House Appropriations Chair Tom Cole has some revamped guidance on earmarks that Democrats won’t like.
The new chair is barring nonprofits from receiving money through the Department of Housing and Urban Development’s Economic Development Initiative grant program, hoping to minimize some political headaches that popped up in the last months-long fight over funding the government.
That last spending package included more than $3 billion in earmarked funding for the HUD grant program, about a quarter of which flowed to nonprofits. Cole, who oversaw that subcommittee at the time, grappled with a fair share of partisan drama over funding that would have flowed to LGBTQ+ organizations — fighting he seems eager to avoid the next time around.
During an Appropriations markup last summer, Democrats accused House Republicans of behaving like “terrorists,” as they worked to strip millions of dollars that lawmakers had already secured for projects in their districts.
“Some of these are unobjectionable, some of them create political problems for people,” Cole recently told reporters. “That’s just the reality of it. I shouldn’t have to have a political problem in my district because I voted for a bill that had your earmark in it.”
Cole’s directive continues to ban earmarks under the Financial Services and Labor-HHS-Education funding bills, a major change that took effect under the previous chair, Rep. Kay Granger (R-Texas).
Of course, Cole’s guidance has no effect on the Senate earmarks process, and right now nothing bars Democrats in the upper chamber from inserting money for projects that House Republicans will ultimately find objectionable. And, like the Labor-HHS-Education funding bills this year, it could mean senators get a leg up on spending back home.

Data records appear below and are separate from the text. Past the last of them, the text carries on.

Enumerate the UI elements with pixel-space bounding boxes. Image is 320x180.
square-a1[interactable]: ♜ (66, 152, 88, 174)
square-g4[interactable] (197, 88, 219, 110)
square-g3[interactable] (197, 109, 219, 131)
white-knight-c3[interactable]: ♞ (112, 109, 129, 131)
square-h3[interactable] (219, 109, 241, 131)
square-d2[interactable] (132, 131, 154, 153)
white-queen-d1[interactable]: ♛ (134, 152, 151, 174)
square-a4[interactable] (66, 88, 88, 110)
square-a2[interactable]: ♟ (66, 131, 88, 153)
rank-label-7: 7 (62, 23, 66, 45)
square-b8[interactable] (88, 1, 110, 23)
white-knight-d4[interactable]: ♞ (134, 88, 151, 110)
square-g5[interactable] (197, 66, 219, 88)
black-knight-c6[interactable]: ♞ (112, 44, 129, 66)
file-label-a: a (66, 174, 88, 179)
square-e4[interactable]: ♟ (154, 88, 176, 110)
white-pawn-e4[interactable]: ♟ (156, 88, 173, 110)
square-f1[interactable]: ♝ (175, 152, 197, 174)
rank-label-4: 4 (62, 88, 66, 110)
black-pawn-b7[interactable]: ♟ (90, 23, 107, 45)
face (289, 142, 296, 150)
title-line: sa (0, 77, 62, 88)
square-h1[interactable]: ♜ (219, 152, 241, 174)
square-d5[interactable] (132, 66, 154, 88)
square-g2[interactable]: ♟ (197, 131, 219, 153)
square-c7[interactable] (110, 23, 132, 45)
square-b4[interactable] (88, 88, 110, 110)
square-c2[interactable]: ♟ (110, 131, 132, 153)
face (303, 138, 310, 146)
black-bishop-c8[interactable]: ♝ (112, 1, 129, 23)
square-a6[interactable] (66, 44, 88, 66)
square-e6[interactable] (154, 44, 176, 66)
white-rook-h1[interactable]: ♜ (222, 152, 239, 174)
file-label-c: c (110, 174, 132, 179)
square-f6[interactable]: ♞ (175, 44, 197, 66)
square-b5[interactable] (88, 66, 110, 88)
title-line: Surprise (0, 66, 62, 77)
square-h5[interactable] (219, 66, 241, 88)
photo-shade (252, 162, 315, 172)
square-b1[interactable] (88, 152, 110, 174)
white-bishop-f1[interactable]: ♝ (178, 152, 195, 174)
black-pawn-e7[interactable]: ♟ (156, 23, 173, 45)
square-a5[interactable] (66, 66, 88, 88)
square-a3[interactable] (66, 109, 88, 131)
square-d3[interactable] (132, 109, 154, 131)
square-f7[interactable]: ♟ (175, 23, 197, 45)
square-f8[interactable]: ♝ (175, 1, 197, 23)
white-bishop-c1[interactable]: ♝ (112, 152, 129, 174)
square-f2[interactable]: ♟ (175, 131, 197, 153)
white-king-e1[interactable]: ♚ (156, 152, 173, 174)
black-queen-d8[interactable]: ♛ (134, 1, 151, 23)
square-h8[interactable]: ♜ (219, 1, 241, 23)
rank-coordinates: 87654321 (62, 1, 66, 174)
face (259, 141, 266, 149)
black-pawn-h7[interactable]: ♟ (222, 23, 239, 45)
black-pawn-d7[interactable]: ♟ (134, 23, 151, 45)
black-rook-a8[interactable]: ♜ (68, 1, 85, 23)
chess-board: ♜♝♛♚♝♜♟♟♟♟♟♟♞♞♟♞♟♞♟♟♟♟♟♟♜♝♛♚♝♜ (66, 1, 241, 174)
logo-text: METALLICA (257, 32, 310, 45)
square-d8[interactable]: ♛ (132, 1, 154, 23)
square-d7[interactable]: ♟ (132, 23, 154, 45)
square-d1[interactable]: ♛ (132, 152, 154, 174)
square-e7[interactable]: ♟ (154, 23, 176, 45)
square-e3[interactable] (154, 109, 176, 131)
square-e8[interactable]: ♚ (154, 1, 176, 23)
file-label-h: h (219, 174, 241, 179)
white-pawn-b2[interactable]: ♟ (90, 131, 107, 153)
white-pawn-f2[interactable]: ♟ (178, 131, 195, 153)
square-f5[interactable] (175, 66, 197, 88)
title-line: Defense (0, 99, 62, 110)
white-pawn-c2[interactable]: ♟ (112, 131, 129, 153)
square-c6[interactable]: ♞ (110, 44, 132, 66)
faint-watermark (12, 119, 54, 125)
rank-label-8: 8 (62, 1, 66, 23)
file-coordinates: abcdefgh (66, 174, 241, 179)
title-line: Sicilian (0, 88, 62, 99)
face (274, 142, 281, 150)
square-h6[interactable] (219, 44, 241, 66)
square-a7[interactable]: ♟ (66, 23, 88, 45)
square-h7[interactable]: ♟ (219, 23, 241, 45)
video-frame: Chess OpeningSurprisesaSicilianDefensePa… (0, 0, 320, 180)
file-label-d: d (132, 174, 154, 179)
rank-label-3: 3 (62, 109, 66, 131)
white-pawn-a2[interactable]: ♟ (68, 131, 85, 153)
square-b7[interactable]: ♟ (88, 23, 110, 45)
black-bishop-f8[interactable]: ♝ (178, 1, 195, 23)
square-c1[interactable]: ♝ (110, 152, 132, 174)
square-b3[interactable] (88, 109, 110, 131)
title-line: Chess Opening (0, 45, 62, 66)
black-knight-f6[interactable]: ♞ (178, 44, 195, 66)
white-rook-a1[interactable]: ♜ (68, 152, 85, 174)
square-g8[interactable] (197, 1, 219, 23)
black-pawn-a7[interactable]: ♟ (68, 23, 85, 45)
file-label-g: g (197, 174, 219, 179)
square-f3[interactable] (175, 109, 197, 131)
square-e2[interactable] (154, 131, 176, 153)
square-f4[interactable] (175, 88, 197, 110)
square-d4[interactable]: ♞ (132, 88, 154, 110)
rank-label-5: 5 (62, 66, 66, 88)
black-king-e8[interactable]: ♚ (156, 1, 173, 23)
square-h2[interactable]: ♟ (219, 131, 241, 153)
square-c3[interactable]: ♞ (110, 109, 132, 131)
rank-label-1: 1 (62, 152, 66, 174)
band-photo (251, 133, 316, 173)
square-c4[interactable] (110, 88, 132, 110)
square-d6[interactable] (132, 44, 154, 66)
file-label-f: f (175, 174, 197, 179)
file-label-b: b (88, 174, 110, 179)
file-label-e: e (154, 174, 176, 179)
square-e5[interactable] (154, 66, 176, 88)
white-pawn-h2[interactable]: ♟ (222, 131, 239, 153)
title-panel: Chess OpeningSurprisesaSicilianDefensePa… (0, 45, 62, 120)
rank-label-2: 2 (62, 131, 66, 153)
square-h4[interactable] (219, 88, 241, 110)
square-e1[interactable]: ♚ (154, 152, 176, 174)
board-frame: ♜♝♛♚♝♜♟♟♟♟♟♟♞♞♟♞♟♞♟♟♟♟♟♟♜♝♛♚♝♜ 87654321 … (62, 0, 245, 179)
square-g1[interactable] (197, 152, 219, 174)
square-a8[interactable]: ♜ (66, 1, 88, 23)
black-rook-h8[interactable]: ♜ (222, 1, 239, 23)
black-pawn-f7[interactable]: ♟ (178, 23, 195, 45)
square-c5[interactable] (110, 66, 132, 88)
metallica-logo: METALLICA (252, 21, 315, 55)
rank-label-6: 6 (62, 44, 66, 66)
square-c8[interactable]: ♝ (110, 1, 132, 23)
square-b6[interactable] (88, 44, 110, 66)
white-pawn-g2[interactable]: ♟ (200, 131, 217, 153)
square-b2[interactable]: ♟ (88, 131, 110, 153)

“Historically, the Senate and the House have done their own thing,” said Sen. Brian Schatz (D-Hawaii), who oversees the Transportation-HUD panel, in a recent interview.
“And I don’t see any reason to break from that tradition. Chairman Cole does a very effective job of managing the process, and if that’s what’s necessary to enact appropriations bills from the House standpoint, I don’t begrudge him that,” Schatz said. “But I don’t anticipate that it’s necessary for the House and Senate to have the exact same earmark process.”
Ben Leonard contributed to this report.